Dismissing Mr Gentile’s strike-out attempt, Judge Torres added: “Gentile has failed to show that bad faith is evidenced in this record..... At best, Gentile has made a case that Dorsett’s original testimony revealed negligence on his part, but that showing is clearly not enough to evidence bad faith in his review and production of e-mails that he stored in his gmail account.
“To begin with, the company may have access to more e-mails than the one he backed up into his gmail account.

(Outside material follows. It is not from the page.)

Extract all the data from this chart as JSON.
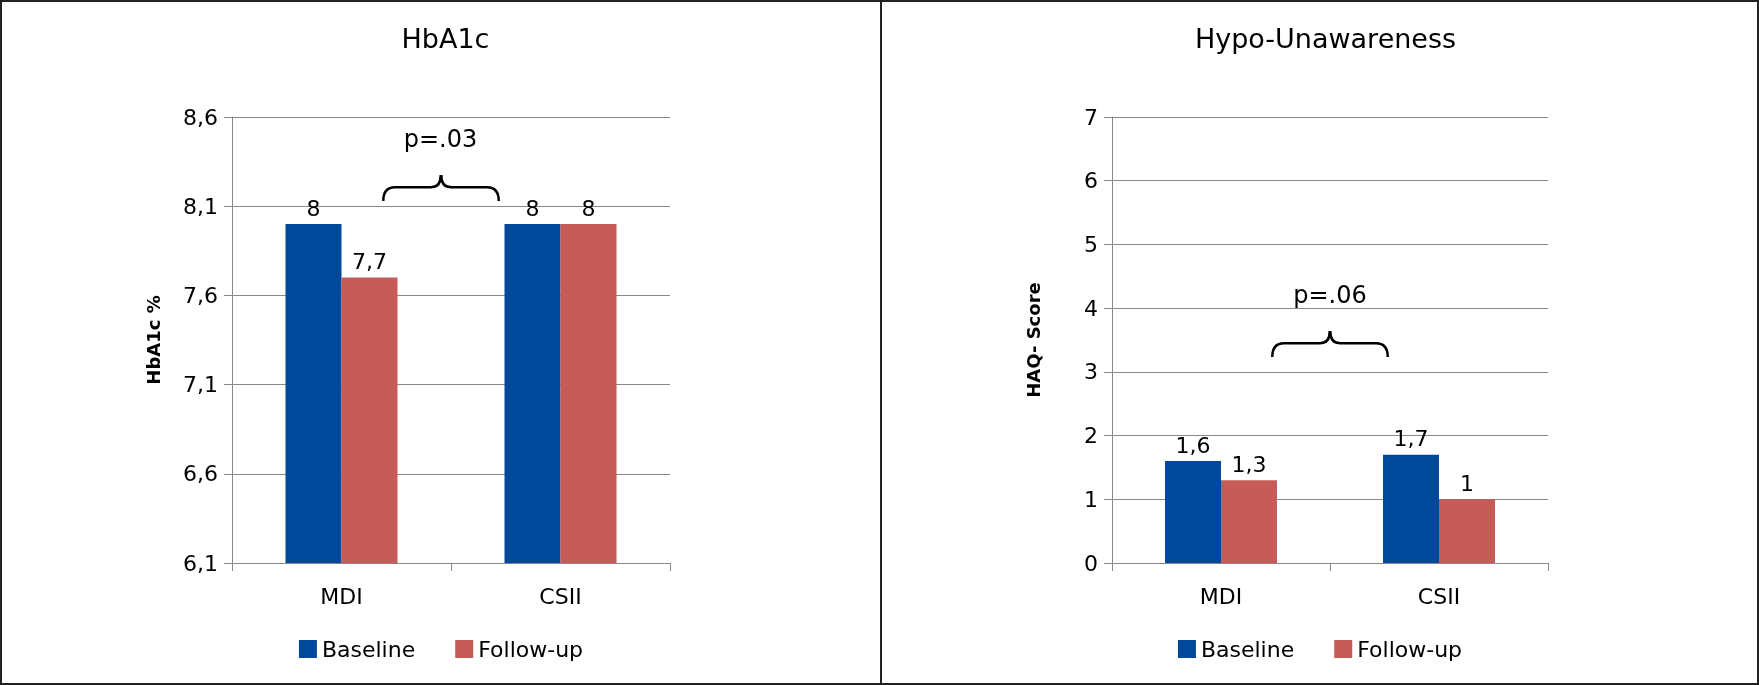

But, in the second place, his storage and production of that account does not reveal any intentional or reckless conduct given that Gentile now has the benefit of those 11,000 e-mails and may make of them as he wishes. So the witness’s actions here undermine any showing of bad faith.”
The judge, though, offered some mild criticism of the SEC. “Gentile has instead only shown that the SEC erred in having the witness conduct the privilege review that led to the original ‘deletion’ of e-mails in Dorsett’s production,” he added.
“That process should have been supervised by counsel and not left to a witness to undertake on his own.... Leaving any privilege review to a witness alone is not advisable. But, again, that does not evidence bad faith on the SEC or its witness’s part. Negligence committed during the scope of good faith production does not warrant spoliation sanctions.”